The call for Lipton’s ouster comes amid a steady drumbeat of faculty criticism aimed at Sexton, a driving force behind NYU’s planned Greenwich Village expansion. The New York City Council overwhelmingly approved that plan—which the university calls NYU 2031—last July over the fierce opposition of local activists and faculty members. (The faculty group is one of nearly two dozen plaintiffs represented pro bono by Gibson, Dunn & Crutcher in a lawsuit challenging the city’s approval of the nearly 2-million-square-foot expansion plan. The suit, filed last September against the city’s transportation department, parks department, planning commission, and several other agencies, argues that the expansion “threatens to overwhelm one of New York City’s crown jewels” and illegally eliminates several parks.)

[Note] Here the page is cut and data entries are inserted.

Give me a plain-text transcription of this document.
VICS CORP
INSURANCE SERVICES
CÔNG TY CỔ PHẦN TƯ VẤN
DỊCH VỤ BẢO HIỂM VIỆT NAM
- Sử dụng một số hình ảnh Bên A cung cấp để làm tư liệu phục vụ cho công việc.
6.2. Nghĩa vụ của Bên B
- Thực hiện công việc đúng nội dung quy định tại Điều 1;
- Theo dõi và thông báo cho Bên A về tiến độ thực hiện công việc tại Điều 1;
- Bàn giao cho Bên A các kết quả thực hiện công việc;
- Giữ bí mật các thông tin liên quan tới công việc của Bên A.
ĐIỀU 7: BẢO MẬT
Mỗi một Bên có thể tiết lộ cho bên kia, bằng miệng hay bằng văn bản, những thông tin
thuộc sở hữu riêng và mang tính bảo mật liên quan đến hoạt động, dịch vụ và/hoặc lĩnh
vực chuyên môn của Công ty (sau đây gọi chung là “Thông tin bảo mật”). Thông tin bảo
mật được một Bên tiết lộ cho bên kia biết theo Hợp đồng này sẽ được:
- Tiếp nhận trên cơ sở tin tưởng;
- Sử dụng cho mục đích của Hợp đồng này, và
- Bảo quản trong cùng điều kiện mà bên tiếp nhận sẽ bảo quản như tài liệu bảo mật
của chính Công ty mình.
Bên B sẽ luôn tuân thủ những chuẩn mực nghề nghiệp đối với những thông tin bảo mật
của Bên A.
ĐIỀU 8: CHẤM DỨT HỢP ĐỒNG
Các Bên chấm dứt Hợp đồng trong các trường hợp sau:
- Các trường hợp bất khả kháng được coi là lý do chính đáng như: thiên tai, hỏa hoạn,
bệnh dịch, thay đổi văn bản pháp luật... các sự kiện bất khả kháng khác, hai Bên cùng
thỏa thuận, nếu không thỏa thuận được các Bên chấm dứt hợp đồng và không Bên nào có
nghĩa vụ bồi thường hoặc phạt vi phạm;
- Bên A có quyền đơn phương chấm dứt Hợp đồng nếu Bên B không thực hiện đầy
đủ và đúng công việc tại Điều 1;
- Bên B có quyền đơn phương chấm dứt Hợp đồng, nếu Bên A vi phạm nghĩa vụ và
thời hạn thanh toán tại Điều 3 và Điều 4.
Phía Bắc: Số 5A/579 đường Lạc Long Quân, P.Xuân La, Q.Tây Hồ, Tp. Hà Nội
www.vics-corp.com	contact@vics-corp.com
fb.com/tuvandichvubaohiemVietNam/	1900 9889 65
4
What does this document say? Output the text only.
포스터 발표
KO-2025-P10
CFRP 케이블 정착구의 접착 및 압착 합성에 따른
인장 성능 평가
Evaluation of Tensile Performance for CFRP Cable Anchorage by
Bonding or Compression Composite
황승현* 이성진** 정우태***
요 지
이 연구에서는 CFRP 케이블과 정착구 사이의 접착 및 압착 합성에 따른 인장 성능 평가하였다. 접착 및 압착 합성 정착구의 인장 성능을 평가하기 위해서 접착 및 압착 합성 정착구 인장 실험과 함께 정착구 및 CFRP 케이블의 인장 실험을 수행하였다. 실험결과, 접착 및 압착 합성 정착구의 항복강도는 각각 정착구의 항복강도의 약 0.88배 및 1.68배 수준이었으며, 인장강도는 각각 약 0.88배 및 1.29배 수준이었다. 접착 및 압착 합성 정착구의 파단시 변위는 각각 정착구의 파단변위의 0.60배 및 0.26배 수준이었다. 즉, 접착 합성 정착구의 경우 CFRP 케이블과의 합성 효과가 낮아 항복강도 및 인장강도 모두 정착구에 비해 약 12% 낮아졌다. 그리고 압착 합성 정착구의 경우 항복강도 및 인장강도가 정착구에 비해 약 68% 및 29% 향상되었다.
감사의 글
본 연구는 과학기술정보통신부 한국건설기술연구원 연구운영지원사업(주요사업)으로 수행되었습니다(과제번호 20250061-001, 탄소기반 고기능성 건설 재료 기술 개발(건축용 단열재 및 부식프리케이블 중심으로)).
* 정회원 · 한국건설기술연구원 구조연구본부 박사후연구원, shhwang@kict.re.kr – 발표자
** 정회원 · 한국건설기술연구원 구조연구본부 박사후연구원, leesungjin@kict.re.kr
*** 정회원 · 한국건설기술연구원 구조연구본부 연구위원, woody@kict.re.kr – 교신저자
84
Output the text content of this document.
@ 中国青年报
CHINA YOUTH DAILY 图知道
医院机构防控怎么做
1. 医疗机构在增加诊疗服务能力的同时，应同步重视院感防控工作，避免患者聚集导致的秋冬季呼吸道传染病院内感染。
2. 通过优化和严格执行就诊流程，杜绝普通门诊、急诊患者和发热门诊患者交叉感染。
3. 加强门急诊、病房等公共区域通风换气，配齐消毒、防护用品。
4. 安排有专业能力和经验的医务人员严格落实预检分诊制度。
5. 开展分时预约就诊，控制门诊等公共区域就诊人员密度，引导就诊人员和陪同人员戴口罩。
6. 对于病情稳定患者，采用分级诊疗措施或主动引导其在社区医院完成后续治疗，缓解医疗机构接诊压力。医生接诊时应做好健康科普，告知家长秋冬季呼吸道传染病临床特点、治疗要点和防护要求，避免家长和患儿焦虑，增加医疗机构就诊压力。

Sexton has also sought during his tenure to expand the university’s global reach by adding campuses in Abu Dhabi and Shanghai. In the letter released Tuesday, NYU FASP argues that setting up shop in such “police states” has made the university complicit “in the crimes against humanity.” The letter also notes that NYU recently cut its ties to Chinese dissident Chen Guangcheng, who has claimed that that the university made the move due to pressure from the Chinese government. NYU officials deny that allegation.

As for Lipton, the faculty group’s letter cites his unwavering support for Sexton among its chief concerns. The Wachtell heavyweight, who became chairman of the university board in 1998, chaired the search committee that chose Sexton as president in 2001. Sexton rose to his prior position as dean of NYU’s law school just months after Lipton became chair of that school’s board in 1988. Most recently, Lipton has defended Sexton vigorously in the face of a series of no confidence votes taken faculty at various NYU schools, including the The Steinhardt School of Culture, Education, and Human Development, the Gallatin School of Individualized Study, and the College of Arts and Sciences. “That Lipton has been so quick to respond publicly to the votes of no confidence—and with such staunch defenses of president Sexton—has been received as a slap in the face by many faculty,” says NYU professor Ross.

The NYU FASP letter points out that after The New York Times published a front-page June story detailing the vacation home loans that the university had extended to Sexton, other administrators, and star professors, Lipton defended the loan program in a letter to the editor. “We are wholly confident in NYU’s president, John Sexton, whose own innovative leadership has done so much at the law school and the university to maintain the university’s upward trajectory,” Lipton wrote in the letter.

Citing the Times letter, NYU FASP wrote Tuesday, “We write to tell you—and the other members of the board—-that we find such statements deeply troubling. They tell of an intransigence that is as threatening to NYU’s survival as the scandals whose clear impact you deny.” NYU professor Ross says there is increasing anger among faculty about how compensation packages and vacation home loans might be endangering the university’s nonprofit status.” (The FASP letter also points out that Lipton is in his fourth term as the chairman of the board, although that position is limited to two terms under the university bylaws.)